In recent years, comics have been incorporated into formal medical school curricula around the world. Using an original comic created by Mónica Lalanda, Lalanda, along with Rogelio Altisent and Maria Teresa Delgado-Marroquín, describe how a written code of ethics was transformed into an effective comic to teach medical students. Jeffrey Monk focuses on the topic of abusive treatment of medical students using a comic he created when enrolled in a graphic medicine course as a medical student. He contends that comics can be a safe space for expression and for sharing experience and hence are an effective medium for addressing this sensitive issue. Megan Yu discusses the skills and attitudes that medical students can learn from reading and creating comics as well as the ethical challenges of using student-generated comics in teaching.

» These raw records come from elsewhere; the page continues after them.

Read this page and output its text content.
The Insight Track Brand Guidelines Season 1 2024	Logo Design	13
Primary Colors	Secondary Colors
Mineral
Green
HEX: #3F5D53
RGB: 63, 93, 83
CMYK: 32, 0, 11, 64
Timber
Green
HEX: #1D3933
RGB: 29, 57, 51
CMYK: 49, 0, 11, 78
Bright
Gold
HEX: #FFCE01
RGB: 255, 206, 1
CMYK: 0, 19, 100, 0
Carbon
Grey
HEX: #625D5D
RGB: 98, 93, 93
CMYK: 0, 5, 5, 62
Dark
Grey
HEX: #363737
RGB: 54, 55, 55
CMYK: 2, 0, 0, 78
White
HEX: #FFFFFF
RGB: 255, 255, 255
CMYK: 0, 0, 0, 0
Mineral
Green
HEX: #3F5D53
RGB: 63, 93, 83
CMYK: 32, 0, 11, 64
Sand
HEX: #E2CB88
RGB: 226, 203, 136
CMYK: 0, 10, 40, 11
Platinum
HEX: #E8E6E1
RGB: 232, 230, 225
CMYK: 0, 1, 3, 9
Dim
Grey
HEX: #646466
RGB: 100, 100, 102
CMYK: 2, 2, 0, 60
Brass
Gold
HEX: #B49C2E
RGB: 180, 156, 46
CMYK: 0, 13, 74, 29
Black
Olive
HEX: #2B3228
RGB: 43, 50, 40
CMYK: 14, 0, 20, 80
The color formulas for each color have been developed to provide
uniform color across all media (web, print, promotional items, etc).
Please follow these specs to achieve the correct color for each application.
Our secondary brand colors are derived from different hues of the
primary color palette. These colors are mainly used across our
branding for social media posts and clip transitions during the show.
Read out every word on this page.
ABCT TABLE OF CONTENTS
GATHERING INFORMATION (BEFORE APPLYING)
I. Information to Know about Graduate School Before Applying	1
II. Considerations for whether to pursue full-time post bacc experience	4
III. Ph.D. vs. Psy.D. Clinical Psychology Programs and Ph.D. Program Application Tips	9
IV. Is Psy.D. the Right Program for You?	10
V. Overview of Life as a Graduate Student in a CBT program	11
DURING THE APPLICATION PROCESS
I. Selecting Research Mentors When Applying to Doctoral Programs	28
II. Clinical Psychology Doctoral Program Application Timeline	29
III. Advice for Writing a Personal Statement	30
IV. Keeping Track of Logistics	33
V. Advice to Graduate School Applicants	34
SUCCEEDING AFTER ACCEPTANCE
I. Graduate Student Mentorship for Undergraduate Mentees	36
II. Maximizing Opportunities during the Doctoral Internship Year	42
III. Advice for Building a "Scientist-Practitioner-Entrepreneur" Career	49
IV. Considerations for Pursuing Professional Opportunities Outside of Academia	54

Comics are not only being used to educate medical students but also as effective patient education tools. Gary Ashwal and Alex Thomas discuss the appropriateness of comics as patient educational materials, arguing for the importance of ensuring accuracy of information, respecting patients’ preferences for educational format, and presenting comics in a sensitive manner.
Comics can no longer be dismissed as “low-brow” and unworthy of scholarly exploration. They have become part of the educational environment and can provide meaningful commentary about the social, cultural, and ethical landscape where patients, caregivers, clinicians, and learners intersect. It is our obligation to critically evaluate these works and address some of the uncomfortable questions they raise. This issue of AMA Journal of Ethics on comics in medicine aims to increase awareness of and further legitimate these works while beginning to address head-on some of the ethical issues surrounding their use.
Taylor Olmsted, MD PGY-6 Department of Pediatric Hematology-Oncology Texas Children’s Hospital and Baylor College of Medicine Houston, Texas
Michael J. Green, MD, MS Interim Chair, Department of Humanities Director of the Program in Bioethics Penn State College of Medicine Hershey, Pennsylvania
The viewpoints expressed in this article are those of the author(s) and do not necessarily reflect the views and policies of the AMA.